Burada belirtilen genel mahkemenin hangisi olacağı; dava konusu miktar, takip
konusu alacakla iptali istenen tasarruf konusu işlemin değerine göre
belirlenmektedir[58].
İlgili Kanun'da iptal davasının nerede açılacağına ilişkin özel bir belirleme
olmadığı için yetkili mahkeme Hukuk Muhakemeleri Kanunu'na göre
belirlenmektedir[59].
Danıştay 11’inci Dairesi’nin konuya ilişkin görüşü de aynı yöndedir[60].

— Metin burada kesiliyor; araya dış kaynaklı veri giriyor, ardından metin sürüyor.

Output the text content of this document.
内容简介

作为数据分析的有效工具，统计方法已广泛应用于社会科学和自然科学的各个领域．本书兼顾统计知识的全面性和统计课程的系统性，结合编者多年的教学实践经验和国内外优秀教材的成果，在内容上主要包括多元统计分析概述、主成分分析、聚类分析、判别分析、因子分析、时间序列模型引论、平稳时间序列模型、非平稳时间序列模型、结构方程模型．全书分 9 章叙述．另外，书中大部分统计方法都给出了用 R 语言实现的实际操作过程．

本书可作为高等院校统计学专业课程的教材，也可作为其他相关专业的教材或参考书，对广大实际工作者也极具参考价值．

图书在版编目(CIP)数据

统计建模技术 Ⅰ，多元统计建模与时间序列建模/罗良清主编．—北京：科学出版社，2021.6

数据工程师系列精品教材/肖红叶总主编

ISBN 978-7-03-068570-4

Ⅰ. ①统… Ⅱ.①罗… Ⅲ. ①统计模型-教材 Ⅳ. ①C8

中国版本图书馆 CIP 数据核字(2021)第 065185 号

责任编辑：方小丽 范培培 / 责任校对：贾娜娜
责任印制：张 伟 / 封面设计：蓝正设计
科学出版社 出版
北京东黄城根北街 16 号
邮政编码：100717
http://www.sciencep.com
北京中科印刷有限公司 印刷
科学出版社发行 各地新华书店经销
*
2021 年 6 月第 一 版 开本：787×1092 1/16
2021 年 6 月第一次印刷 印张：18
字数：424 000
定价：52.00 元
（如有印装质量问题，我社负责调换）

“Amme borçlarının iptale tabi
tasarruflarda bulunduğunun saptanması halinde başvurulacak yolun 6183 sayılı
yasanın 24.maddesi uyarınca genel mahkemelerde tasarrufun iptali için dava
açmaktır.”
3.4.Dava Açma Süresi
6183 sayılı Kanun’un 26’ncı
maddesinde; 27, 28, 29 ve 30’uncu maddelerde sözü edilen tasarrufların
gerçekleştiği tarihinden itibaren 5 yıl geçmesinden sonra, bu maddelere
dayanılarak dava açılamayacağı düzenlenmiştir. Bu maddede bahsi geçen 5 yıllık
süre hak düşürücü bir süredir. Diğer taraftan, Kanunun 27 ve 29’uncu maddesinde
öngörülen 2 yıllık süreler alacağının ödeme zamanından itibaren geriye doğru
kaç yıllık süre içerisinde yapılmış tasarrufların iptalinin istenebileceğine
ilişkindir. Bu maddelerde de hak düşürücü süre[61]
ilgi madde hükmünde yer alan 5 yıllık süredir [62].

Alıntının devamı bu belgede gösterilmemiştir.